Janet jumps off a high diving platform with a horizontal velocity of 2.71 m/s and lands in water 1.6s later. How high is the platform? Acceleration of gravity is 9.8m/s^2. Answer in units of m.
To find the height of the platform, we can use the equations of motion.
The horizontal velocity of Janet does not affect the height of the platform, so we only need to consider the vertical motion.
We can use the equation:
h = u*t + (1/2)*a*t^2
where:
h is the height of the platform (what we are trying to find)

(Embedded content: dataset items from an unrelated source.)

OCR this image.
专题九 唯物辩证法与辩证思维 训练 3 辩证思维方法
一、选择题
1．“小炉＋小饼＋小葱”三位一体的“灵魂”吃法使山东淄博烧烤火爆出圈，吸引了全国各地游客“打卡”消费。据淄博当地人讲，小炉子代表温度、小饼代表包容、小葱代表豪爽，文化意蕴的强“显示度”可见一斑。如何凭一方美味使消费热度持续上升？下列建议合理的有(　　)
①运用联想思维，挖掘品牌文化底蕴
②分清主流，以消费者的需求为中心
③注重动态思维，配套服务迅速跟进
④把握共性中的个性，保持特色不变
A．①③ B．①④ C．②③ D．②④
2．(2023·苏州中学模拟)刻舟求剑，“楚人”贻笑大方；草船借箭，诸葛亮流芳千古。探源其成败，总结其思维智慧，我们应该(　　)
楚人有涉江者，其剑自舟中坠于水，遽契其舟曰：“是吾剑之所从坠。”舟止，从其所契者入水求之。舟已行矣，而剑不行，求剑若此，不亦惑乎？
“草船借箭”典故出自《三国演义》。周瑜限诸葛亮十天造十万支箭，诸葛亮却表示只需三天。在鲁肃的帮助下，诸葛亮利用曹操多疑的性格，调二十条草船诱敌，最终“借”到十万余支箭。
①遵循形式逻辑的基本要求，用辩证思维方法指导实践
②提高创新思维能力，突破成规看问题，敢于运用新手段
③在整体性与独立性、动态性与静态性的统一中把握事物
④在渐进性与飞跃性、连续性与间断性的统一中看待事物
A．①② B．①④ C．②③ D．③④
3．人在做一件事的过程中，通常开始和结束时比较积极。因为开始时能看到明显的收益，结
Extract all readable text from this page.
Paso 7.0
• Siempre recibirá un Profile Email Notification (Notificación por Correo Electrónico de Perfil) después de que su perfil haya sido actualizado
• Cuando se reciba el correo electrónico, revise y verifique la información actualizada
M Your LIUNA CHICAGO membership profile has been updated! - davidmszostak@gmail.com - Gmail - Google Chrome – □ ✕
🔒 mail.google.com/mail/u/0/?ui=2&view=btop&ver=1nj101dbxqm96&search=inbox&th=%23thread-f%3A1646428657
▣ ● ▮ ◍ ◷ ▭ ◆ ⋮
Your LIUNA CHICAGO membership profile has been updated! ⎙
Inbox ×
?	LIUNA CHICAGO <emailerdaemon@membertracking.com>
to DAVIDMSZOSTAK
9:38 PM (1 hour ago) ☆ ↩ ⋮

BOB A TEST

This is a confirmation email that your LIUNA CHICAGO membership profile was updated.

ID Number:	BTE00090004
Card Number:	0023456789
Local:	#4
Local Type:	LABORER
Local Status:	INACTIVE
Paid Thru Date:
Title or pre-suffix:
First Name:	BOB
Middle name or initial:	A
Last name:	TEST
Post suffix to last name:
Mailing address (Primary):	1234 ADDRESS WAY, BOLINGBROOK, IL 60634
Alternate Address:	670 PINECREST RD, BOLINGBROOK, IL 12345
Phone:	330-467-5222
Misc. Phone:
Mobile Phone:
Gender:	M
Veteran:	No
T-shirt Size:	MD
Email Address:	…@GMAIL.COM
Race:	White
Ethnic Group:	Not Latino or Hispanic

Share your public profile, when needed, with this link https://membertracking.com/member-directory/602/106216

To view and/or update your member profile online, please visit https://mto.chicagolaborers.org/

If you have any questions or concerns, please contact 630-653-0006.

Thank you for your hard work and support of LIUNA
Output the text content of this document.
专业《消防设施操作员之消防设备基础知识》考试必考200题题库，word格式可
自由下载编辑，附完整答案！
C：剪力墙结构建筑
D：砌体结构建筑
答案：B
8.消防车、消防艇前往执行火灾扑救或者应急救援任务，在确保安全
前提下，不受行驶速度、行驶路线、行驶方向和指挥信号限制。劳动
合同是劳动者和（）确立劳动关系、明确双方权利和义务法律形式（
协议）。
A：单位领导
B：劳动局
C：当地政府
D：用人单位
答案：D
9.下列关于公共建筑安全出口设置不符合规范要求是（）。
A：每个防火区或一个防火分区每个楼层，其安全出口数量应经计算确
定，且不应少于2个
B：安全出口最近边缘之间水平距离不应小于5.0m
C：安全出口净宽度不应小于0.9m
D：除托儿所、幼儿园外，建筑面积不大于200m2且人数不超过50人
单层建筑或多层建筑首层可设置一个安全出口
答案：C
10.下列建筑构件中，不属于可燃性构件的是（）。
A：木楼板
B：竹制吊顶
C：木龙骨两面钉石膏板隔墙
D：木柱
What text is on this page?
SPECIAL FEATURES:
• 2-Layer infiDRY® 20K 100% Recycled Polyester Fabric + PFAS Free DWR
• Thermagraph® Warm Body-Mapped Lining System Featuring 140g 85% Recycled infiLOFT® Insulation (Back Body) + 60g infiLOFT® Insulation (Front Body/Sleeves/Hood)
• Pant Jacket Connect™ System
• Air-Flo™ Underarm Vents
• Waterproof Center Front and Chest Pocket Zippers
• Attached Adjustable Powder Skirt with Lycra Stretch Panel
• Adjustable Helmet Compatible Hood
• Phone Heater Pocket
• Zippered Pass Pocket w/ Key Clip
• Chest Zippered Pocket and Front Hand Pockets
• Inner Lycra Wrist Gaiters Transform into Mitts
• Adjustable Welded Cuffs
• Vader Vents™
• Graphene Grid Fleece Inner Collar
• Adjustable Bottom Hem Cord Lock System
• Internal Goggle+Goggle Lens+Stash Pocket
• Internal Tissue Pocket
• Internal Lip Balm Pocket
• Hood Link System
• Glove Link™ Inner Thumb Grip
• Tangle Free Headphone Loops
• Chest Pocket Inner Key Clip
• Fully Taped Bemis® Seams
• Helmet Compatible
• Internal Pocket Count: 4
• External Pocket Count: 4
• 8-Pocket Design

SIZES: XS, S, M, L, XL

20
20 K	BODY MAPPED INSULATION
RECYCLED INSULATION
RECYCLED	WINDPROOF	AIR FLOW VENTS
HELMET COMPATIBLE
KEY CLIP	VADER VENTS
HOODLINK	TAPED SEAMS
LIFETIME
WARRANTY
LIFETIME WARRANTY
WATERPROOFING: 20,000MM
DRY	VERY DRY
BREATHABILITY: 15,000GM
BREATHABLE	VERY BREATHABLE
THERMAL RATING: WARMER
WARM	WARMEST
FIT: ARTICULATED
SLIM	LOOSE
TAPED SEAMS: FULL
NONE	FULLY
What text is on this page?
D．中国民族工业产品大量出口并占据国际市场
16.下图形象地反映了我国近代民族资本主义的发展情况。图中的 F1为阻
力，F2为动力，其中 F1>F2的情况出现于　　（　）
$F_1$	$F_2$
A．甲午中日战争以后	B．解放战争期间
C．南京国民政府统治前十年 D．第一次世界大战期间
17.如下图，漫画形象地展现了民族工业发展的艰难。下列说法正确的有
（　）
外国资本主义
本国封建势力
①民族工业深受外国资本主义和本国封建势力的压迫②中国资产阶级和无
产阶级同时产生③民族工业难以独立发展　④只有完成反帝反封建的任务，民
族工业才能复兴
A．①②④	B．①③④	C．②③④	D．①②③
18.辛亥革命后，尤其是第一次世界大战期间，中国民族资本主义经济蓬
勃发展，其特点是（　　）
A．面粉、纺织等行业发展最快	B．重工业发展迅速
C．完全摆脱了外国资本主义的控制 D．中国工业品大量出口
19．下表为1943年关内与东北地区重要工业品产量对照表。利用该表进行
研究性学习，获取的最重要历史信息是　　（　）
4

u is the initial vertical velocity (0 m/s as she is starting from rest)
a is the acceleration due to gravity (-9.8 m/s^2, taking downward direction as negative)
t is the time taken to reach the water (1.6 s)
Substituting the values into the equation:
h = (0)*(1.6) + (1/2)*(-9.8)*(1.6)^2
h = 0 + (1/2)*(-9.8)*(2.56)
h = -4.9*2.56
h = -12.544
Since height cannot be negative, we take the magnitude of the value:
h = |-12.544| = 12.544
Therefore, the height of the platform is approximately 12.544 meters.
To find the height of the diving platform, we can use the principles of projectile motion. Let's break down the problem and find the solution step by step:
Step 1: Identify known values:
- Initial horizontal velocity (Vx) = 2.71 m/s
- Time of flight (t) = 1.6 s
- Acceleration due to gravity (g) = 9.8 m/s^2
Step 2: Calculate the horizontal distance:
Since there is no acceleration or force acting in the horizontal direction, the horizontal distance traveled is given by the formula:
Distance = Velocity * Time
In this case, the horizontal distance traveled is simply:
Distance = Vx * t
Distance = 2.71 m/s * 1.6 s
Distance = 4.336 m
Step 3: Calculate the vertical distance:
To determine the height of the diving platform, we need to find the vertical distance traveled. In projectile motion, the vertical motion can be analyzed independently of the horizontal motion.
Using the equation of motion:
Distance = Initial Velocity * Time + 0.5 * Acceleration * Time^2
Since Janet jumps horizontally, the initial vertical velocity is 0.
Distance = 0.5 * Acceleration * Time^2
Distance = 0.5 * 9.8 m/s^2 * (1.6 s)^2
Distance = 12.544 m
Step 4: Calculate the height of the platform:
The height of the platform is equal to the vertical distance traveled. So, the height of the platform is 12.544 meters.
Therefore, the height of the diving platform is approximately 12.544 meters.